Front. Immunol., 15 May 2020
Sec. Cytokines and Soluble Mediators in Immunity
This article is part of the Research Topic Nomenclature: Avoiding Babylonian Speech Confusion in Present Day Immunology View all 13 articles

Perspective: Insights on the Nomenclature of Cytokines and Chemokines

  • Department of Physiology and Biophysics, University of California, Irvine, Irvine, CA, United States

Summary

The human genome contains some 23,000 genes. Many of these are important in immunology and we have witnessed a very large increase in the characterization of novel genes important in the function of the immune system. Along with these discoveries, issues related to nomenclature have arisen. Often the names proposed for these novel genes and the proteins they encode result in confusion for a new field of research. Here I explain how nomenclature can also help bring important biological insights into the functions of cytokines and chemokines.

Introduction

Immunology has advanced dramatically in the last 30 years and along with this progress we have witnessed the identification of many novel genes encoding proteins that have important functions in the immune system. Among these are the cytokines, which represent small secreted proteins (10–30 KDa) that are typically produced by cells of the immune system upon activation, and which play pivotal roles in the development and control of immune responses. The history of the cytokines starts in the second half of the 1970's when many groups realized that activated lymphocytes produced secreted proteins that had dramatic effects on other leukocytes. The typical experiment involved the activation of spleen cells with mitogens and the characterization of the biological activities of the supernatants derived thereof. The soluble mediators were given names of the assays that detected their activities like “macrophage activation factor” or “macrophage inhibitory factor.” Several teams started to apply biochemical efforts to distinguish or molecularly characterize the mediators of these activities and this led to the realization that two of the earliest cytokines exhibited specific biochemical characteristics. This led to the identification of the first two interleukins, interleukin 1 and interleukin 2, which were named at the Second International Lymphokine Conference (which was held in Interlaken, Switzerland). Doubtless the venue site inspired the participants to come up with the term “interleukin” which suggests interactions between leukocytes. This example highlights that the issues of nomenclature have been relevant in immunology from the very start of the cytokine field.

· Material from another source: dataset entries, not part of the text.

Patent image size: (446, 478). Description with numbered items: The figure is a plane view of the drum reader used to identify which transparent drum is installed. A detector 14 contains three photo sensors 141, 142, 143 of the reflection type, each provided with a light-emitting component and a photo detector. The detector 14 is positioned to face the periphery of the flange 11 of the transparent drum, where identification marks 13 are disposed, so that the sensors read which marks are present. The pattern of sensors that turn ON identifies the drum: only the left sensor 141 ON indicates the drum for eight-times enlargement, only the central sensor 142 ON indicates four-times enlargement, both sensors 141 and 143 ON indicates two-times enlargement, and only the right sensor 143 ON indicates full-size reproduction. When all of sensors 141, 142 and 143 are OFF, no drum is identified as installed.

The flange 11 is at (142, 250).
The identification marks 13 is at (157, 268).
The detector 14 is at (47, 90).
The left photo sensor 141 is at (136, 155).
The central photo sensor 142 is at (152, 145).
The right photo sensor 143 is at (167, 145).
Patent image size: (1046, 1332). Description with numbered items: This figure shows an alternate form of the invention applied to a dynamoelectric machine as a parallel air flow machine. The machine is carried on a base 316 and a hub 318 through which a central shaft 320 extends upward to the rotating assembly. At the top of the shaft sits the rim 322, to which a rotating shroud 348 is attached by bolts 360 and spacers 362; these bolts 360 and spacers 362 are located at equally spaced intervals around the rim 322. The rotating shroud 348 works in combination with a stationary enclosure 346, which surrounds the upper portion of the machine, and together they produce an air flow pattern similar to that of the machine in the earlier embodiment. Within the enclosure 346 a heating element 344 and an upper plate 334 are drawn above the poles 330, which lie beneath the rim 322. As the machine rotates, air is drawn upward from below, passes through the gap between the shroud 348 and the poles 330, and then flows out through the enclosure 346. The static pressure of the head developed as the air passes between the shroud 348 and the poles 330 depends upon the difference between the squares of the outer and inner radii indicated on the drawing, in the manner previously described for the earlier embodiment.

Another dramatic step forward was the development of molecular biology tools which led to the initial efforts to “clone” the genes encoding important cytokines. One of the first to be cloned was interferon gamma (by Genentech). At that time biotechnology companies became players in the field and companies like DNAX and Immunex joined the efforts to clone genes of new cytokines. The roster of chemokines by the late 1980s had expanded significantly, up to Interleukin 10 (1). The molecular characterization of these cytokines led in turn to the availability of more molecular tools (Recombinant cytokines, monoclonal antibodies against them), that led to milestone discoveries in immunology like the definition of Th1 and Th2 immune responses (2).

A common belief was that cytokine biology held the key to novel therapeutics. This turned out to be correct, but not as originally conceived. Initial excitement about IL-1 and IL-2 as therapeutics did not yield hoped for breakthroughs. On the other hand, the cytokine field has yielded several very important therapeutics including anti-TNFα antibodies (3), RANKL (4), Erythropoietin or G-CSF (5). The development of these therapeutics has validated the original hopes in the field.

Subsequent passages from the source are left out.